"Children enter The Learning Workshop with different experiences and abilities, learning at their own unique rates and in their own styles. Children's individual needs are met through individualized activities. These activities are designed to suit individual learning styles (visual, auditory, kinesthetic) and processing styles (right-, left-, or whole-brained).
In addition to teacher-directed activities, children are given the opportunity to freely explore and play with materials. Child development experts refer to play as the work of the child. Through play–exploration, imitation, and imagination–children make sense of their world. Through play children develop symbolic thought. Understanding the concept that one item (a spoon or a scribble) can be used to represent another (a person or a word) is necessary to becoming literate.
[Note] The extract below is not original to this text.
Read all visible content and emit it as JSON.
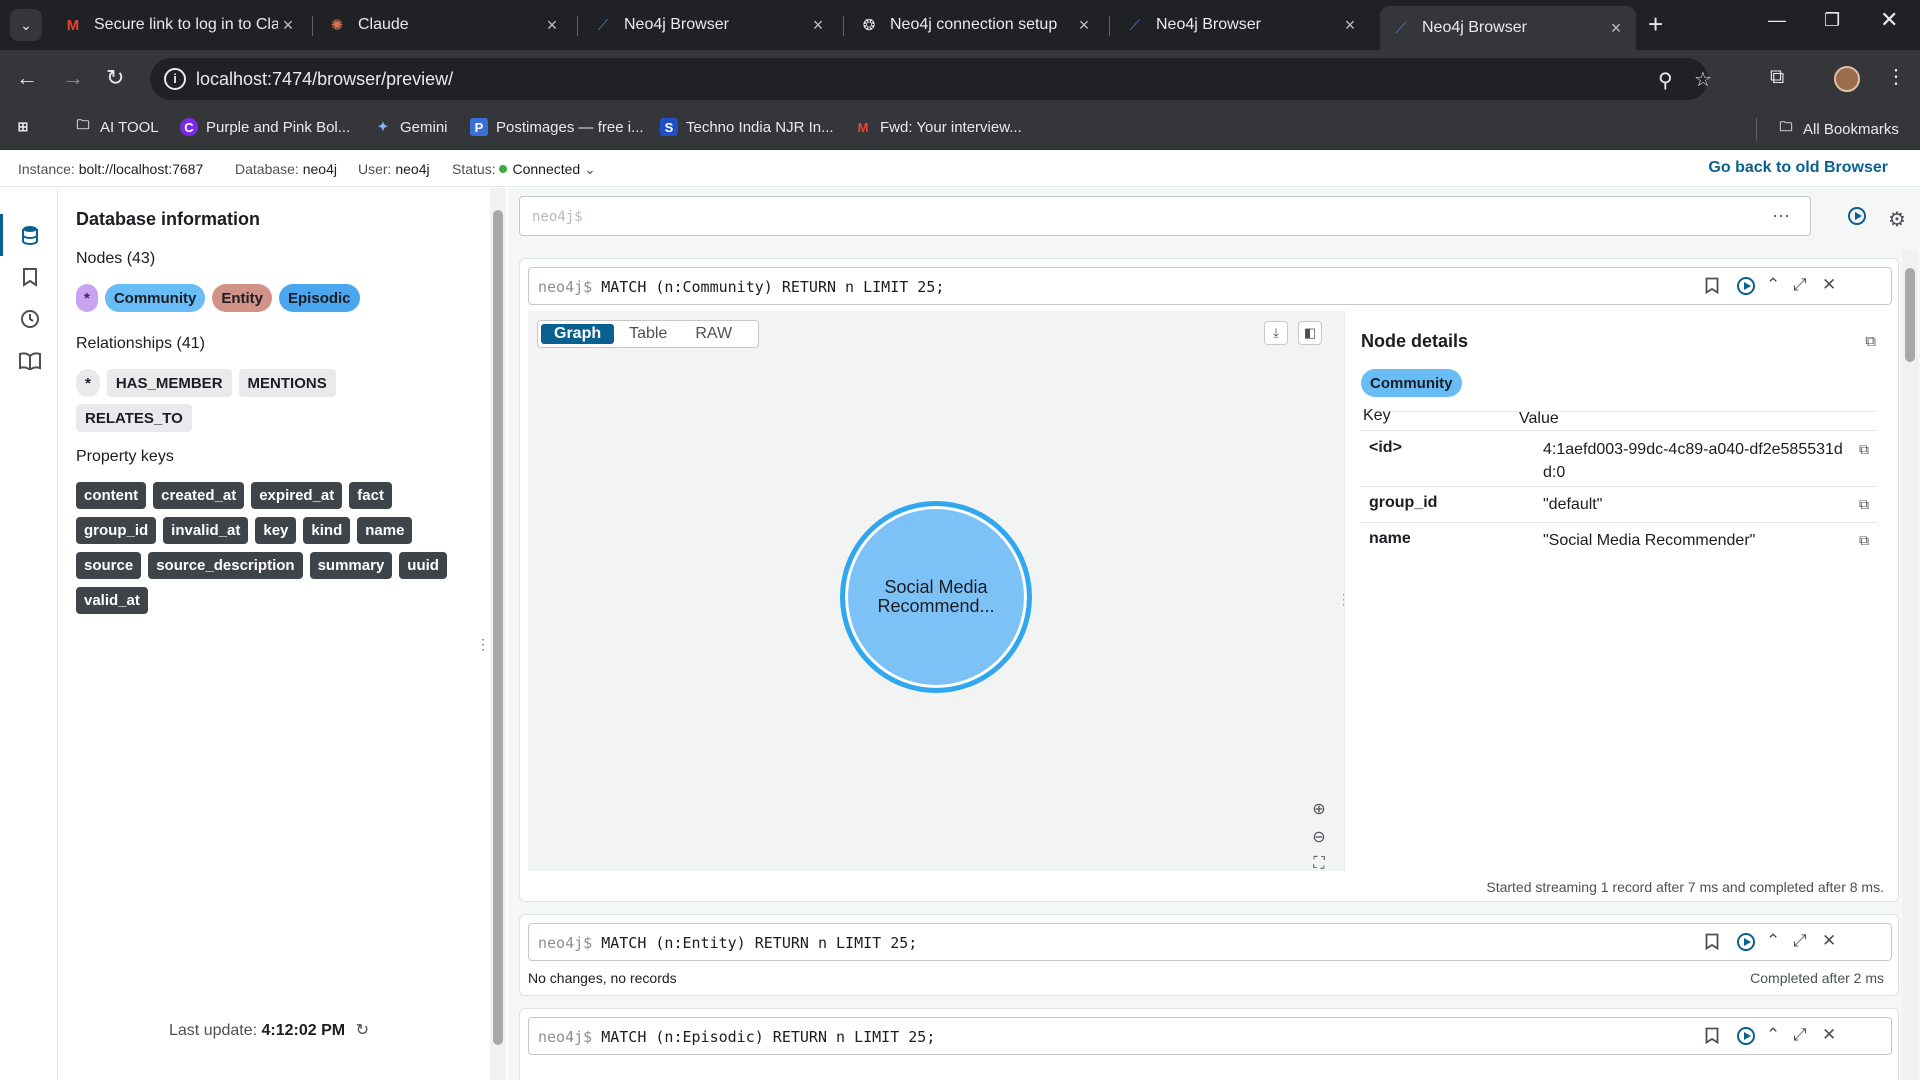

Symbolic thinking is also encouraged when we provide opportunities for children to learn and express their learning through all of their communicative languages whether they be words, movement, drawing, painting, building, sculpture, shadow play, collage, dramatic play, or music. For example, when exploring land forms children look at books, paint pictures, write stories or puppet shows, model in clay, act out and sing songs about mountains and other land forms. This provides multi-level understanding and honors all learning styles and intelligences.
During the exploration and representation of concepts and skills, children discuss their understandings with other members of the learning group. As children interact with and challenge each other, their thinking is expanded and solidified. It is in the process of exploring, experimenting, practicing, pretending, and discussing that children learn.
Understanding and mentally organizing experiences is a time-consuming process involving trial and error, practice, and refinement of skills and ideas. Therefore, students are given blocks of time to engage in their activities rather than being hurried from one activity to another. Independence and responsibility are fostered through child-initiated activities and expanded blocks of time which allow children to finish projects. The teacher's role throughout the process is to continue to provide models and stimulation, appreciate with enthusiasm each attempt, and offer the child specific feedback.
For children to be ready to learn, question, and explore, they must trust their group to accept them without ridicule, treat them with kindness, and respect their ideas and feelings. At The Learning Workshop we preserve each child's dignity and self-respect, confidence and curiosity, humor and patience, warmth and trust. Children are given opportunities to develop friendships by spending lots of time together, playing, working, and eating. Children have the opportunity to learn social skills and appropriate behavior by watching demonstrations, practicing, receiving feedback, and refining skills. Through discussions and activities we develop the values of service, non-violence, gentleness, flexibility, working the problem, confidence, respect, gratitude, optimism, effort, determination, responsibility, common sense, and self-reliance.